• February

    27

    2021

FLYING CAR DREAM DASHED AGAIN

After more than 15 years in development and less than four weeks after receiving its airworthiness certificate from the FAA, most of the U.S. employees of flying carmaker Terrafugia have been laid off, and the company will end U.S. operations later this year.

Between 80 and 100 employees at the company’s headquarters in Woburn, Mass., have been let go, and Terrafugia’s intellectual property and further development of the Transition, a light sport airplane designed to be drivable on roads, are being moved to China by owner Zhejiang Geely Holding Group, which bought the company in 2017.

Terrafugia General Manager Kevin Colburn declined to confirm or deny that there have been layoffs, saying in an email, “Terrafugia does not comment on business operations.”

The company was founded in 2006 by a group of Massachusetts Institute of Technology graduates whose business plan to develop an airplane with folding wings that could be driven on roads was the runner-up for the 2006 MIT $100K Entrepreneurship Competition. CEO and founder Carl Dietrich, who departed Terrafugia in 2019, provided initial funding from an MIT student prize. Terrafugia raised $1.5 million in private equity financing in 2008 and more than $5.5 million in subsequent rounds through 2012.

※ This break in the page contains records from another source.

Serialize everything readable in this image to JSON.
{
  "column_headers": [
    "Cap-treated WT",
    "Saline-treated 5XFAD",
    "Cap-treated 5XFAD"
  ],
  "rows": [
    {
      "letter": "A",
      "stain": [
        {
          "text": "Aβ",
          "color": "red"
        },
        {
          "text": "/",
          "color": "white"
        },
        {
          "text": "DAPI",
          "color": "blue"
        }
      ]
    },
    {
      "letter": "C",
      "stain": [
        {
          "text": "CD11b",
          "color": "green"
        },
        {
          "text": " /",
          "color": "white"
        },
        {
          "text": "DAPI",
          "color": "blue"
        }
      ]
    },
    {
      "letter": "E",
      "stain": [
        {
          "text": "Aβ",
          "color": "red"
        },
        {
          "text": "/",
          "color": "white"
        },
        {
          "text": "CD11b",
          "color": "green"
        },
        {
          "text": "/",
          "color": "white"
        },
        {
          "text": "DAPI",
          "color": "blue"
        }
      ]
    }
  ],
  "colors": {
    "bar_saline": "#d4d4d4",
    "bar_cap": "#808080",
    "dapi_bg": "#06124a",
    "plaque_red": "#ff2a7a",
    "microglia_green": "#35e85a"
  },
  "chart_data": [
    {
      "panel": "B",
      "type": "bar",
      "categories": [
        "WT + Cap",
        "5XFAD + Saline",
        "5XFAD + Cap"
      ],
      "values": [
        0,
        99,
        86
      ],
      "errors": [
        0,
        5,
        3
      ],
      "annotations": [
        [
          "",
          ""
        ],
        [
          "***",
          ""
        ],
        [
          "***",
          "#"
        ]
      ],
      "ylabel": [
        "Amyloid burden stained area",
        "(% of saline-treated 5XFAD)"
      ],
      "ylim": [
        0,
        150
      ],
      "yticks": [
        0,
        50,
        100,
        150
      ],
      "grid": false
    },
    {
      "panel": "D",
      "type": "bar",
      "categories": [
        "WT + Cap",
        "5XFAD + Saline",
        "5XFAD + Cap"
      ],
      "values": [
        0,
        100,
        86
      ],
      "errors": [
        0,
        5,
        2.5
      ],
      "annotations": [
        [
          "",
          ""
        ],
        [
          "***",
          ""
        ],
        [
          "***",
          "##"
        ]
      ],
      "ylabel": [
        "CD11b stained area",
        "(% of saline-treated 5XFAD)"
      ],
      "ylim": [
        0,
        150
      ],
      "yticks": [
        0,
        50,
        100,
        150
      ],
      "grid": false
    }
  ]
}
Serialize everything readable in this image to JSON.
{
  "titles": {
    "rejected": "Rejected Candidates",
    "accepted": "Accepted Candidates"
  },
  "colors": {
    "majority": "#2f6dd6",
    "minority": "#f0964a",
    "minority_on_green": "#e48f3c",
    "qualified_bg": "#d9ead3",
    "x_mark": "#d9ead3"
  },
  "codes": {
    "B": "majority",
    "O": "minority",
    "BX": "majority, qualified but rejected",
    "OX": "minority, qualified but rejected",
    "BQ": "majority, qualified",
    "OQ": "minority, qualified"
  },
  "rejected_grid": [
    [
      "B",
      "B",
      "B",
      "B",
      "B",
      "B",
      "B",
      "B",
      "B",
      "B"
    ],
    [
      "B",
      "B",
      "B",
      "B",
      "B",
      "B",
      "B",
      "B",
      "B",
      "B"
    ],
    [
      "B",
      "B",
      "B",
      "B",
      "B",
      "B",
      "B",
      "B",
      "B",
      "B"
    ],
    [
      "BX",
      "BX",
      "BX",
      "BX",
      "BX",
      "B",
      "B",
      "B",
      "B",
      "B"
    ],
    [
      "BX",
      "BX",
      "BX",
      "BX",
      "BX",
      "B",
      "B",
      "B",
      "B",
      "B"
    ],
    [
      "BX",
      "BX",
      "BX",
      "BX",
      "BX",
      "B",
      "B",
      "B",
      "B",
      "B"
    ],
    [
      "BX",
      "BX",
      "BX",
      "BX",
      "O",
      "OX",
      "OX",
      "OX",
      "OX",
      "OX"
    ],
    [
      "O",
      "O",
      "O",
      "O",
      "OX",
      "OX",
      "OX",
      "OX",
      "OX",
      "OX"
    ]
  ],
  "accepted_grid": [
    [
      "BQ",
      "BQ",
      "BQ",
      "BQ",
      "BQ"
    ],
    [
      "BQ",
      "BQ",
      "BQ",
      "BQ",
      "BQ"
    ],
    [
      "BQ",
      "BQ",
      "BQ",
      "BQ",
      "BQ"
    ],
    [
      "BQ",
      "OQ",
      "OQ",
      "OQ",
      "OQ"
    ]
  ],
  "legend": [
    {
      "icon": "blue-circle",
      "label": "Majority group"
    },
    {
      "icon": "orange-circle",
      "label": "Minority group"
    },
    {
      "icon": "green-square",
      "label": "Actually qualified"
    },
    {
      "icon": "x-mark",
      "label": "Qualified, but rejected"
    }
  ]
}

The Transition production prototype completed its first flight March 23, 2012, and the company received about 100 reservations for the flying car.

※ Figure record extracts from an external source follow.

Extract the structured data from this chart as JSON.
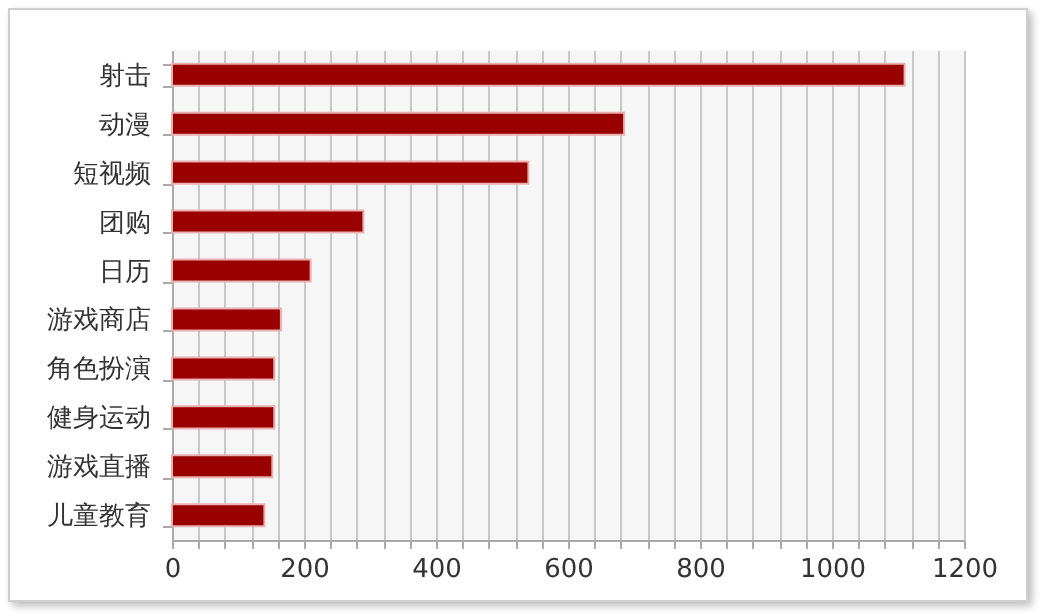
{
  "chart_data": {
    "type": "bar",
    "orientation": "horizontal",
    "categories": [
      "射击",
      "动漫",
      "短视频",
      "团购",
      "日历",
      "游戏商店",
      "角色扮演",
      "健身运动",
      "游戏直播",
      "儿童教育"
    ],
    "values": [
      1110,
      685,
      540,
      290,
      210,
      165,
      155,
      155,
      152,
      140
    ],
    "color": "#990000",
    "xlim": [
      0,
      1200
    ],
    "xticks": [
      0,
      {
        "value": 40,
        "label": null
      },
      {
        "value": 80,
        "label": null
      },
      {
        "value": 120,
        "label": null
      },
      {
        "value": 160,
        "label": null
      },
      200,
      {
        "value": 240,
        "label": null
      },
      {
        "value": 280,
        "label": null
      },
      {
        "value": 320,
        "label": null
      },
      {
        "value": 360,
        "label": null
      },
      400,
      {
        "value": 440,
        "label": null
      },
      {
        "value": 480,
        "label": null
      },
      {
        "value": 520,
        "label": null
      },
      {
        "value": 560,
        "label": null
      },
      600,
      {
        "value": 640,
        "label": null
      },
      {
        "value": 680,
        "label": null
      },
      {
        "value": 720,
        "label": null
      },
      {
        "value": 760,
        "label": null
      },
      800,
      {
        "value": 840,
        "label": null
      },
      {
        "value": 880,
        "label": null
      },
      {
        "value": 920,
        "label": null
      },
      {
        "value": 960,
        "label": null
      },
      1000,
      {
        "value": 1040,
        "label": null
      },
      {
        "value": 1080,
        "label": null
      },
      {
        "value": 1120,
        "label": null
      },
      {
        "value": 1160,
        "label": null
      },
      1200
    ],
    "grid": "x"
  }
}
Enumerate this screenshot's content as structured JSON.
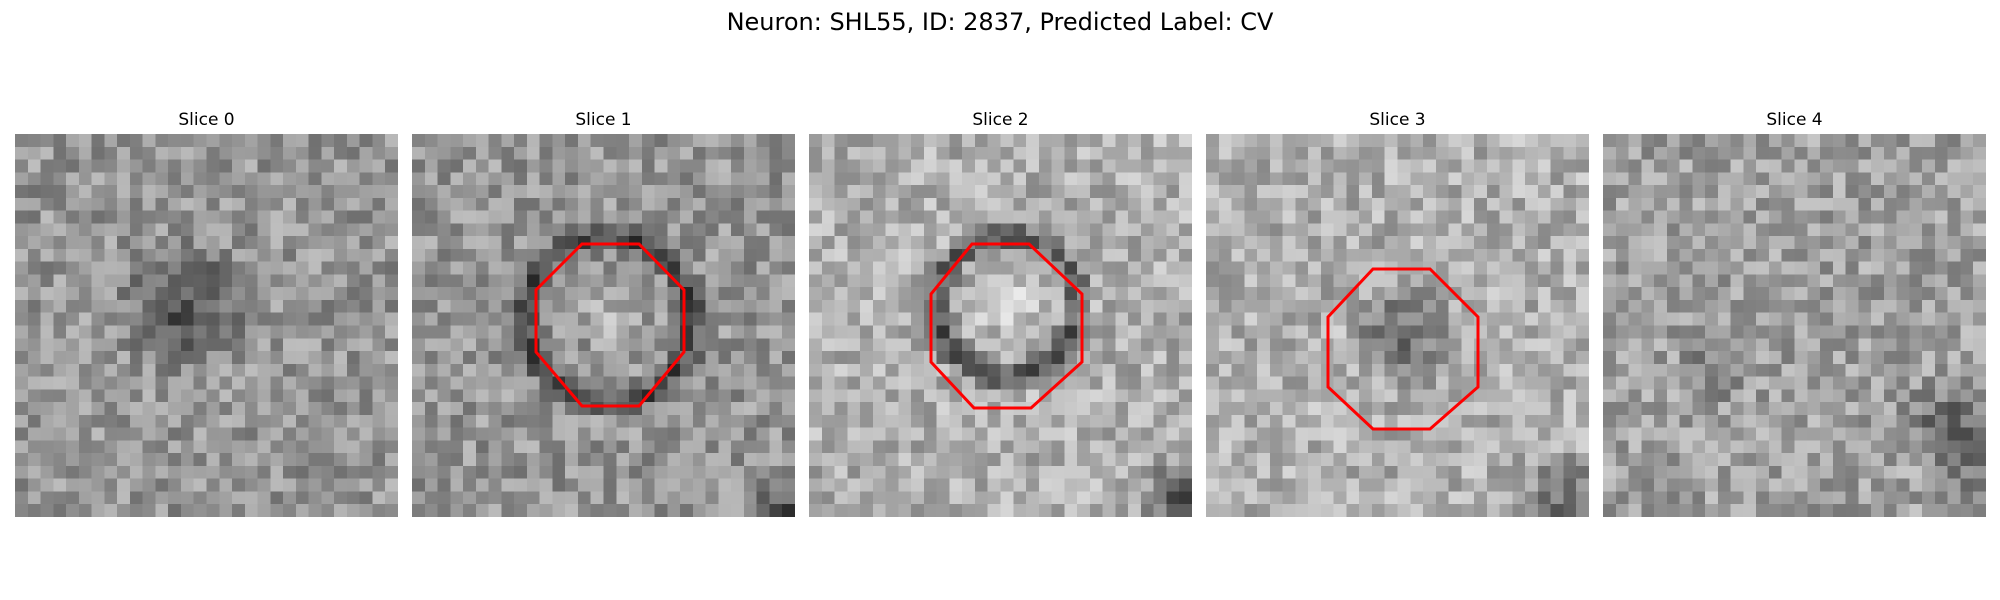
{
  "figure": {
    "title": "Neuron: SHL55, ID: 2837, Predicted Label: CV"
  },
  "panels": [
    {
      "title": "Slice 0",
      "has_outline": false
    },
    {
      "title": "Slice 1",
      "has_outline": true
    },
    {
      "title": "Slice 2",
      "has_outline": true
    },
    {
      "title": "Slice 3",
      "has_outline": true
    },
    {
      "title": "Slice 4",
      "has_outline": false
    }
  ],
  "colors": {
    "outline": "#ff0000",
    "background": "#ffffff"
  }
}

Colburn said last month that Terrafugia planned to attain U.S. Department of Transportation/NHTSA roadworthiness certification for the Transition by 2022 followed by U.S. sales of the flying car, but the Transition would need extensive crash testing, including side, quartering and rear impact tests.

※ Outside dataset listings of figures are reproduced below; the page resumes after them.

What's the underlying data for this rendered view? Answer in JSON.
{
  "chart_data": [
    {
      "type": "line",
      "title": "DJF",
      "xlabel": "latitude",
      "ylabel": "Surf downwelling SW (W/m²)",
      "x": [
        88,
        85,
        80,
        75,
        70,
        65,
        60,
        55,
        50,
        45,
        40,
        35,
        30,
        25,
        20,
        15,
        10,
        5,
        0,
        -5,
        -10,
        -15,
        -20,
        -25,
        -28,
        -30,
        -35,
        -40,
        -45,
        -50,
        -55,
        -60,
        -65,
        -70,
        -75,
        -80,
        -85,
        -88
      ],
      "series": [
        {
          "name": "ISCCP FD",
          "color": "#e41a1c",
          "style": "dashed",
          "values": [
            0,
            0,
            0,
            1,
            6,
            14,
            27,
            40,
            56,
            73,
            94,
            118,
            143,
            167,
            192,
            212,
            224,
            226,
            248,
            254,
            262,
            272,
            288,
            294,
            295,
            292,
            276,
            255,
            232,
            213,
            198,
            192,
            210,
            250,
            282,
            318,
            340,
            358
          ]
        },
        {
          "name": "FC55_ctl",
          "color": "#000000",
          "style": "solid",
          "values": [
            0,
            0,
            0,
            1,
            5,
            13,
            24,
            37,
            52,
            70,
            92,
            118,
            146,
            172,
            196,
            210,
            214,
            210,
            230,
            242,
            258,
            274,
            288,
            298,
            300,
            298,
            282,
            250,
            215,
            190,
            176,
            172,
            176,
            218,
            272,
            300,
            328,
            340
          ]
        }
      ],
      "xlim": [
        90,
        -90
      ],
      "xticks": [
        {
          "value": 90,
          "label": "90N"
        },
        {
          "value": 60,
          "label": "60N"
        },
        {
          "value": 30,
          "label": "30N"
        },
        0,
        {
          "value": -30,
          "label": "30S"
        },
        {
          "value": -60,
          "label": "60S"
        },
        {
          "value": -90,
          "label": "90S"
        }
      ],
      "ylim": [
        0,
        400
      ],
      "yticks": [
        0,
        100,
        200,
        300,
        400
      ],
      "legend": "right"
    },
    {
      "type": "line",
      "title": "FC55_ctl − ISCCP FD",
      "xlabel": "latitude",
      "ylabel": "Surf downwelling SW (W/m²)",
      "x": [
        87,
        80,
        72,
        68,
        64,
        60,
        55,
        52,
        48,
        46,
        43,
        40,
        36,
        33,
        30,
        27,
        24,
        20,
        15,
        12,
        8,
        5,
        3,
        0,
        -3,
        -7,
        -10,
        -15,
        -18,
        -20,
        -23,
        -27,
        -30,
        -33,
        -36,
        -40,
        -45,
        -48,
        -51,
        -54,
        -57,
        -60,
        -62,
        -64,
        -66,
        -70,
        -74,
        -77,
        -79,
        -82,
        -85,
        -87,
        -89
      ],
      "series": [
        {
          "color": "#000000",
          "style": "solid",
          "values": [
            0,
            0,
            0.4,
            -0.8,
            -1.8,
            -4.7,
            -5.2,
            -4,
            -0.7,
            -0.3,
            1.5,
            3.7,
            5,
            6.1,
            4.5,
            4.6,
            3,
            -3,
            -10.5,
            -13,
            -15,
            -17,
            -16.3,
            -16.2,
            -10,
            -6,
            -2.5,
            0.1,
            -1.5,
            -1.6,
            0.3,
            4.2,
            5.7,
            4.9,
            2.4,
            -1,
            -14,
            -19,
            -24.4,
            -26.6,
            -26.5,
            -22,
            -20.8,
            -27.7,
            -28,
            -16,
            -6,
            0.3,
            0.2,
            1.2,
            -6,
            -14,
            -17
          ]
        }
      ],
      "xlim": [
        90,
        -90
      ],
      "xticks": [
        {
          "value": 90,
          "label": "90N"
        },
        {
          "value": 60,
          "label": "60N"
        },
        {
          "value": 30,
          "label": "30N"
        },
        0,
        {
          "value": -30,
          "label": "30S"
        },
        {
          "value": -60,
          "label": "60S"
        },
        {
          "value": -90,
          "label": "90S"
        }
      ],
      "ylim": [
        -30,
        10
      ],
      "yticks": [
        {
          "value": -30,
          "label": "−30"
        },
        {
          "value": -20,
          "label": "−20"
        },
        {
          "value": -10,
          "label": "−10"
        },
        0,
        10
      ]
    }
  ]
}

He said the Transition completed one head-on crash test, but its design would likely have to evolve significantly to meet DOT safety and environmental regulations. The time and capital needed to accomplish a redesign and meet regulatory hurdles would surely have challenged the company’s plans to launch sales in 2022.

With a sales price estimated to be between $350,000 and $400,000, the aircraft may have been too expensive with very limited utility to find any significant sales in the United States.